Он приблизился, заслоняя лицом ложно-ампирный интерьер прихожей, и снова поцеловал ее.
У него были чувственные мягкие губы, превращающиеся в сочетании с необычайно умелыми руками и феноменальным пенисом в убийственную триаду, базирующуюся на белом нестареющем теле, массивном и спокойном, как глыба каррарского мрамора.
— Интересно, ты бываешь когда-нибудь грустным? — спросила Марина, кладя сумку на телефонный столик и расстегивая плащ.
— Только когда Менухин предлагает мне совместное турне.
— Что так не любишь?
— Наоборот. Жалею, что врожденный эгоцентризм не позволяет мне работать в ансамбле.
Едва Марина справилась с пуговицами и поясом, как властные руки легко сняли с нее плащ.
— А ты же выступал с Растрапом.
— Не выступал, а репетировал. Работал.
— А мне говорили — выступал…
Он сочно рассмеялся, вешая плащ на массивную алтароподобную вешалку:
— Бред филармонийской шушеры. Если б я согласился тогда выступить, сейчас бы у меня было несколько другое выражение лица.
— Какое же? — усмехнулась Марина, глядя в позеленевшее от старости зеркало.
— Было бы меньше продольных морщин и больше поперечных. Победив свой эгоцентризм, я в меньшей степени походил бы на изможденного страхом сенатора времен Калигулы. В моем лице преобладали бы черты сократовского спокойствия и платоновской мудрости.
Сбросив сапожки, Марина поправляла перед зеркалом рассыпавшиесл по плечам волосы:
— Господи, сколько лишних слов…
Валентин обнял ее сзади, осторожно накрыв красиво прорисовывающиеся под свитером груди совковыми лопатами своих ладоней:
— Ну, понятно, понятно.
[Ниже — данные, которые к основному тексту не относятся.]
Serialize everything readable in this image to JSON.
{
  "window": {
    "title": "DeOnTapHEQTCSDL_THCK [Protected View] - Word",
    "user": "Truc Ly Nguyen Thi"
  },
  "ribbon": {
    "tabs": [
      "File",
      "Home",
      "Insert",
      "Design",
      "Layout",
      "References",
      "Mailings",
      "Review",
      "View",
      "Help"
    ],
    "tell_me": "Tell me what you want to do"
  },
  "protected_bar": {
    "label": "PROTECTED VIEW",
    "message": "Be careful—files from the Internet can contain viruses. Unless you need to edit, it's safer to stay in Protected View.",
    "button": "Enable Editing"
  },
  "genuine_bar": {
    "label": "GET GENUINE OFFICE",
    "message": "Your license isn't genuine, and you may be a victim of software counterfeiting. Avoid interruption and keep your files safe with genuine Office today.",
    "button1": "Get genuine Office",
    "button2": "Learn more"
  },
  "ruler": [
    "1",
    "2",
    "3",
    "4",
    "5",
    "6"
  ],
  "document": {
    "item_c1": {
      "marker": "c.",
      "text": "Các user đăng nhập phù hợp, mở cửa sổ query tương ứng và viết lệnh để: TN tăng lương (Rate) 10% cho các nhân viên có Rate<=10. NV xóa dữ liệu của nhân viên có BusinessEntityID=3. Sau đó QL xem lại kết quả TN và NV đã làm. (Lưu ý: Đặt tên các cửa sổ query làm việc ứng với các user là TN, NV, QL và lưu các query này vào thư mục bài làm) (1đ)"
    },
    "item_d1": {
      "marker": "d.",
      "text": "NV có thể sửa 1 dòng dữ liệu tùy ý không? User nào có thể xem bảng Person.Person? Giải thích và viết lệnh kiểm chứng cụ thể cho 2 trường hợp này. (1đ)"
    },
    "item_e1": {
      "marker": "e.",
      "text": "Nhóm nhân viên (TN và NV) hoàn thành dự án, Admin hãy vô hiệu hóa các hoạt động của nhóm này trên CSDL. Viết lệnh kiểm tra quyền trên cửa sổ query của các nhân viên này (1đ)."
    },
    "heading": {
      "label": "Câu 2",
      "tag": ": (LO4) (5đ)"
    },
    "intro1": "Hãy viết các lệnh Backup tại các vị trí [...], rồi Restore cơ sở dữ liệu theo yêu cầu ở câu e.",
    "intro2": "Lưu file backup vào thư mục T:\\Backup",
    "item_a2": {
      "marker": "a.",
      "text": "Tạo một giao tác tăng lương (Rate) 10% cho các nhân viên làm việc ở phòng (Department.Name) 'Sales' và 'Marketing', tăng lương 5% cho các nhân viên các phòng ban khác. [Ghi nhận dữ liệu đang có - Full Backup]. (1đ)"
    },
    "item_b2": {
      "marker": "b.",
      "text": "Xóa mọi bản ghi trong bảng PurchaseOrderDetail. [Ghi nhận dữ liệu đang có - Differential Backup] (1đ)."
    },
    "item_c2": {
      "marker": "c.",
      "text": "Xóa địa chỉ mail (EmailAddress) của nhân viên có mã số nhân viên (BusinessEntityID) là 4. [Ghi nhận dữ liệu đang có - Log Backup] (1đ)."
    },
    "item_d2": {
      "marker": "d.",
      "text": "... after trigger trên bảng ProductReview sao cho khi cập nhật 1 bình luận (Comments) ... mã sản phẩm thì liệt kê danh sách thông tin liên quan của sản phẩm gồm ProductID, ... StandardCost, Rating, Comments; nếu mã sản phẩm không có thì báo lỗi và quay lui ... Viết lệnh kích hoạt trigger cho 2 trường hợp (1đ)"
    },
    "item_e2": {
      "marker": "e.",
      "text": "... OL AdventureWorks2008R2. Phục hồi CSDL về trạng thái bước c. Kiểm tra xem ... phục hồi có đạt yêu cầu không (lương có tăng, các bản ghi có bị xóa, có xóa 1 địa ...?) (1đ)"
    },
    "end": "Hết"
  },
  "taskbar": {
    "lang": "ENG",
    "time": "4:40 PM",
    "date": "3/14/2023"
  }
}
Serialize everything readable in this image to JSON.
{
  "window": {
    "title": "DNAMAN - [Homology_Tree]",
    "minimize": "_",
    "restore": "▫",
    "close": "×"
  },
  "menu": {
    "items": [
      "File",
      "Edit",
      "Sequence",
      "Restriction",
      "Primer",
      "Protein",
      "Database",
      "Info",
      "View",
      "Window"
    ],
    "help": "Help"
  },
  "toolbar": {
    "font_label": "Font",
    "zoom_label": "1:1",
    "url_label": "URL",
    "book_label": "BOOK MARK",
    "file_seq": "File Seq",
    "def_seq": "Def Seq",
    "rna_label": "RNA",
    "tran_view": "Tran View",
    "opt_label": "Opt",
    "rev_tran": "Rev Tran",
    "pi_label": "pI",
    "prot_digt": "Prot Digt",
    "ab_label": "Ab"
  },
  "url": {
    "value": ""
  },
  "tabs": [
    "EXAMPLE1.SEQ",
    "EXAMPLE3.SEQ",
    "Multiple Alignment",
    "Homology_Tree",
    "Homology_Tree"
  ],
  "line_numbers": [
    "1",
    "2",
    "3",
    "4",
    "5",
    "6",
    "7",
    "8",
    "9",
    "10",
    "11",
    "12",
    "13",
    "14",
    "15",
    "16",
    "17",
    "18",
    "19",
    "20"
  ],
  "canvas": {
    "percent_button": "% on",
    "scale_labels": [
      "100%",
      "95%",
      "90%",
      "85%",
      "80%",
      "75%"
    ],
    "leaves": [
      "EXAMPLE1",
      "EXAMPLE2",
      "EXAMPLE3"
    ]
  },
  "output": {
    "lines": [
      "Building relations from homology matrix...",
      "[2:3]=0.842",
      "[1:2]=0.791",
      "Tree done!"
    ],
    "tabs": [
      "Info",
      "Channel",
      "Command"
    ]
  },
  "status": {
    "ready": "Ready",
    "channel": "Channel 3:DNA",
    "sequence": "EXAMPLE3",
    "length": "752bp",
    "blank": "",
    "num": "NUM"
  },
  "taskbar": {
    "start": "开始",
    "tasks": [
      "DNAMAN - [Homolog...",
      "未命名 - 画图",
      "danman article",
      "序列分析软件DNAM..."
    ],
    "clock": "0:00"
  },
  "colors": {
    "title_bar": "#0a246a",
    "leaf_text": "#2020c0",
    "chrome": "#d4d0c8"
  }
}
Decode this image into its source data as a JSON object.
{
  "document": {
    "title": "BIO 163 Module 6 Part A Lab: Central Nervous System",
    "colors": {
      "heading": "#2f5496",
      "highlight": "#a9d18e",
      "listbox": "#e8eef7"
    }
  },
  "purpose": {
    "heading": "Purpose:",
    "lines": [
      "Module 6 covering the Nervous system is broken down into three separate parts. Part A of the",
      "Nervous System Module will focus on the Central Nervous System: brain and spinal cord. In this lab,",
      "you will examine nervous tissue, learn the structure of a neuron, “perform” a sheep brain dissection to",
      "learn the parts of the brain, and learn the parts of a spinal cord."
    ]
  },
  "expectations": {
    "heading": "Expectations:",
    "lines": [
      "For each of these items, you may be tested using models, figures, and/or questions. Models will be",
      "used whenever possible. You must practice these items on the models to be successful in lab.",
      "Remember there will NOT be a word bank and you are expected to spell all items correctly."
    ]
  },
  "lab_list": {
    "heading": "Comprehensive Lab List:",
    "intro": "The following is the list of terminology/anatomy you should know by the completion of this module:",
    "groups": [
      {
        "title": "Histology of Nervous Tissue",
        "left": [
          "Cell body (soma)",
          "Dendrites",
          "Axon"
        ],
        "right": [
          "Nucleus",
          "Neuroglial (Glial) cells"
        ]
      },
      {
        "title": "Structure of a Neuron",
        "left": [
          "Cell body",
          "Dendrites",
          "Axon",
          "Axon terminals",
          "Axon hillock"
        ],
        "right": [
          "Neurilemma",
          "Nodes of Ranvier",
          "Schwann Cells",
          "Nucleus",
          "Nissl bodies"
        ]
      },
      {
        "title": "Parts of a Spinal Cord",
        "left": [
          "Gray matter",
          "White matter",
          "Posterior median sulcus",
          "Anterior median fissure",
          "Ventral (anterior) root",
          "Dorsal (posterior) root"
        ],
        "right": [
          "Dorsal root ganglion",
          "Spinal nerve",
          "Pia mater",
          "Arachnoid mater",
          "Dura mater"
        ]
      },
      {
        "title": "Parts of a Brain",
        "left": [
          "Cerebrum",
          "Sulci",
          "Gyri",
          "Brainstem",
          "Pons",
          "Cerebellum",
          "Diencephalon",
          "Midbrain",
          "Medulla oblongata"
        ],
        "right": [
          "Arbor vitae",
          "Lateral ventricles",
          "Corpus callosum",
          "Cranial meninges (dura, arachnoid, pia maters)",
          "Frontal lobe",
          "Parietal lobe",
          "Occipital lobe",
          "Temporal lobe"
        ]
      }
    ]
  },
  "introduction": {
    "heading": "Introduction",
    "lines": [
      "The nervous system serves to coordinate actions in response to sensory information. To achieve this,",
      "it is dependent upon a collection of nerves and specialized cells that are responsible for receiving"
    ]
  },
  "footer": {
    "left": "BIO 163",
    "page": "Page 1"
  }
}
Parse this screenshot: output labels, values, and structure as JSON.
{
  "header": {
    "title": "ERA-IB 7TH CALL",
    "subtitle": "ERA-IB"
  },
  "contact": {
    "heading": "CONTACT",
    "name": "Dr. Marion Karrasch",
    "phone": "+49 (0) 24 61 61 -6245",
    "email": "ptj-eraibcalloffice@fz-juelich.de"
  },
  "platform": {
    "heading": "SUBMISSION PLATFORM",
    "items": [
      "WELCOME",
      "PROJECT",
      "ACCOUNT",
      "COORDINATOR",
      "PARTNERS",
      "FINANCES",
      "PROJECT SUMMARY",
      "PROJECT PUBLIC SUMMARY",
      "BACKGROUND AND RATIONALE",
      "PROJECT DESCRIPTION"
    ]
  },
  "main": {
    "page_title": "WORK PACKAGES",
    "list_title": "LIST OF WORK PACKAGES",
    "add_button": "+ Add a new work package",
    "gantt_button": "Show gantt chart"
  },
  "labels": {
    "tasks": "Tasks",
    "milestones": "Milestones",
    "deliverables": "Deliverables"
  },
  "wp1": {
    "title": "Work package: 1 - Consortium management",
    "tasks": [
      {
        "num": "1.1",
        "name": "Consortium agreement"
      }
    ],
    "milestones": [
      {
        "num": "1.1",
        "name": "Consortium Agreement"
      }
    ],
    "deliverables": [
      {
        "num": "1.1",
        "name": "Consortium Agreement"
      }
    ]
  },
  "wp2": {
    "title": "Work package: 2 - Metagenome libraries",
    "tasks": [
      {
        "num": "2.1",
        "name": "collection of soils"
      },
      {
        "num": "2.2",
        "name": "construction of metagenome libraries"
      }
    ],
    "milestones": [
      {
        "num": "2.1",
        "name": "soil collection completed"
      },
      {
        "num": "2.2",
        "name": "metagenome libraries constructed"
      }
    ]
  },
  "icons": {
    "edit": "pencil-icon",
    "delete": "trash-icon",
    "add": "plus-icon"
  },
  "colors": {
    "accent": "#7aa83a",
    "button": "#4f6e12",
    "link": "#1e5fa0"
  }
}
Silentium. Не ты ли, Апсара, нашептала этот перл дряхлеющему Тютчеву?
— Что такое? — улыбаясь, поморщилась Марина.
— Мысль изреченная еcмь ложь.
— Может быть, — вздохнула она, наложив свои, кажущиеся крохотными, ладони на его, — Слушай, какой у тебя рост?
— А что? — перевел он свой взгляд в зеркало.
Он был выше ее на две головы.
— Просто.
— Рубль девяносто три, прелесть моя, — Валентин поцеловал ее в шею и она увидела его лысеющую голову.
Повернувшись к нему, Марина протянула руки. Они поцеловались.
Валентин привлек ее к себе, обнял и приподнял, как пушинку:
— Покормить тебя, котенок?
— После… — пробормотала она, чувствуя опьяняющую мощь его рук.
Он подхватил ее и понес через длинный коридор в спальню.
Обняв его за шею, Марина смотрела вверх.
Над головой проплыл, чуть не задев, чудовищный гибрид потемневшей бронзы и хрусталя, потянулось белое потолочное пространство, потом затрещали бамбуковые занавески, скрывающие полумрак.
Валентин бережно опустил Марину на разобранную двуспальную кровать.
— Котеночек…
Глухие зеленые шторы были приспущены, бледный мартовский свет проникал в спальню сквозь узкую щель.
Лежа на спине и расстегивая молнию на брюках, Марина разглядывала другого медно-хрустального монстра, грозно нависавшего над кроватью. Он был меньше, но внушительней первого.
Валентин присел рядом, помогая ей снять брюки:
— Адриатическая ящерка. Не ты ль окаменела тогда под шизоидным взглядом Горгоны?
Марина молча улыбнулась. В спальной она не умела шутить.
Громадные руки в мгновенье содрали с нее свитер и колготки с трусиками.
Валентин привстал, халат на нем разошелся, закрыв полкомнаты, и бесшумно упал вниз на толстый персидский ковер.
Кровать мучительно скрипнула, белые руки оплели смуглое тело Марины.
У Валентина была широкая безволосая грудь с большими, почти женскими сосками, с двухкопеечной родинкой возле еле различимой левой ключицы.
— Котеночек…
Губы его, хищно раздвинув волосы, медленно вобрали в себя Маринину мочку, мощная рука ваятеля прошлась по грудям, животу и накрыла пах.
Ее колени дрогнули и разошлись, пропуская эту длань, источающую могущество и негу.
Через минуту Валентин уже лежал навзничь, а Марина, стоя на четвереньках, медленно садилась на его член, твердый, длинный и толстый, как сувенирная эстонская свеча за три девяносто.
— Венера Покачивающаяся… прелесть… это ты святого Антония искушала…
Он шутил, силясь улыбнуться, но его лицо с этого момента начинало катастрофически терять свою породистость.
Марина жадно вглядывалась в него. Притененное сумраком спальни, оно расплывалось, круглело, расползаясь на свежей арабской простыне.